The Reserve Bank has lowered its estimate of the neutral short-term interest rate - which neither stimulates nor restricts the economy - to around 4.5 per cent, from 6 per cent before the global financial crisis.

That is about 2 percentage points higher than where market rates are now and on the bank's forecasts the conditions which would warrant a neutral setting will be reached in early 2016.

Assistant governor John McDermott in a speech to the New Zealand Institute of Chartered Accountants said: "Interest rates set below this neutral level tend to boost the pace of activity and inflation in a sluggish economy where inflation would otherwise be falling, and interest rates above this neutral level tend to slow the pace of activity and inflation where inflation would otherwise be rising during economic upswings."

Lower neutral interest rates implied the interest rates faced by household and businesses over the longer haul were likely to be lower than in the past, he said.


The complexities of estimating the neutral rate meant that the 4.5 per cent estimate was give or take half a percentage point. And the bank had lowered its estimate of the neutral rate for lending to households and businesses by less - 1 percentage point - to reflect the wider spread between 90-day wholesale rates and floating mortgage rates which had prevailed since the global financial crisis, McDermott said.

The neutral level of interest rates might have fallen even more than the bank assumed.

"This could be consistent with the weaker than expected inflation seen over the past year or so," he said.

"But this low inflation could also be due to one-off factors such as telecommunication prices or driven by the high New Zealand dollar. This is why the Reserve Bank continues to watch developments very carefully.

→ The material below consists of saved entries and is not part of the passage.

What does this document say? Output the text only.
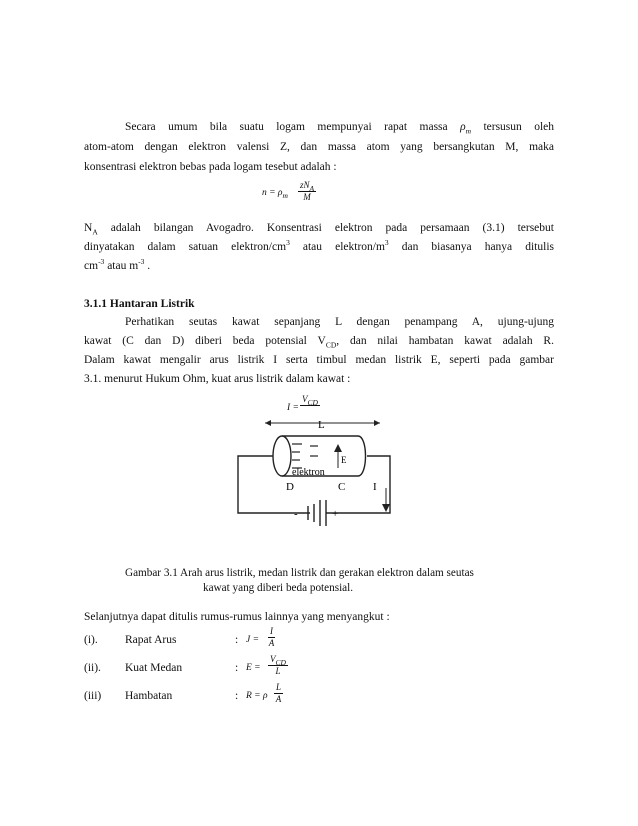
Secara umum bila suatu logam mempunyai rapat massa $\rho_m$ tersusun oleh
atom-atom dengan elektron valensi Z, dan massa atom yang bersangkutan M, maka
konsentrasi elektron bebas pada logam tesebut adalah :
$n = \rho_m$
$zN_A$
M
$N_A$ adalah bilangan Avogadro. Konsentrasi elektron pada persamaan (3.1) tersebut
dinyatakan dalam satuan elektron/$cm^3$ atau elektron/$m^3$ dan biasanya hanya ditulis
$cm^{-3}$ atau $m^{-3}$ .
3.1.1 Hantaran Listrik
Perhatikan seutas kawat sepanjang L dengan penampang A, ujung-ujung
kawat (C dan D) diberi beda potensial $V_{CD}$, dan nilai hambatan kawat adalah R.
Dalam kawat mengalir arus listrik I serta timbul medan listrik E, seperti pada gambar
3.1. menurut Hukum Ohm, kuat arus listrik dalam kawat :
I =
$V_{CD}$
L
E
elektron
-	+
D	C	I
Gambar 3.1 Arah arus listrik, medan listrik dan gerakan elektron dalam seutas
kawat yang diberi beda potensial.
Selanjutnya dapat ditulis rumus-rumus lainnya yang menyangkut :
(i). Rapat Arus	: $J = \frac{I}{A}$
(ii). Kuat Medan	: E =
$V_{CD}$
L
(iii) Hambatan	: R = ρ $\frac{L}{A}$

"Indeed, there is some clear evidence that current interest rates are quite stimulatory to some types of activity - look at the Auckland housing market."

The fact that New Zealand interest rates tended to be higher than in some advanced countries reflects New Zealanders' tendency to spend more on investment than we save.

Weaker productivity growth over the past few years, compared to the two business cycles before the crisis, was the main driver of the lower neutral rate, McDermott said.

"A sustained fall in the pace of productivity growth will lower returns to investment, making it less desirable to invest," he said.

"If the desire to invest falls and the desire to save remains unchanged, a lower neutral interest rate will be required [to] reconcile savings and investment plans."

Likewise, if people decided to save more and consume less a lower interest rate would be required to boost the pace of activity and inflation, and reconcile saving and investment plans.

"But while savings rates have changed since the crisis in New Zealand, this appears to be more for cyclical reasons than because of a change in underlying behaviour," McDermott said.

In any case it is national savings and not just household savings which matters when trying to figure out if neutral interest rates have fallen, and the recession and the Christchurch earthquakes have seen a sharp drop in the Government's contribution to the national savings rate.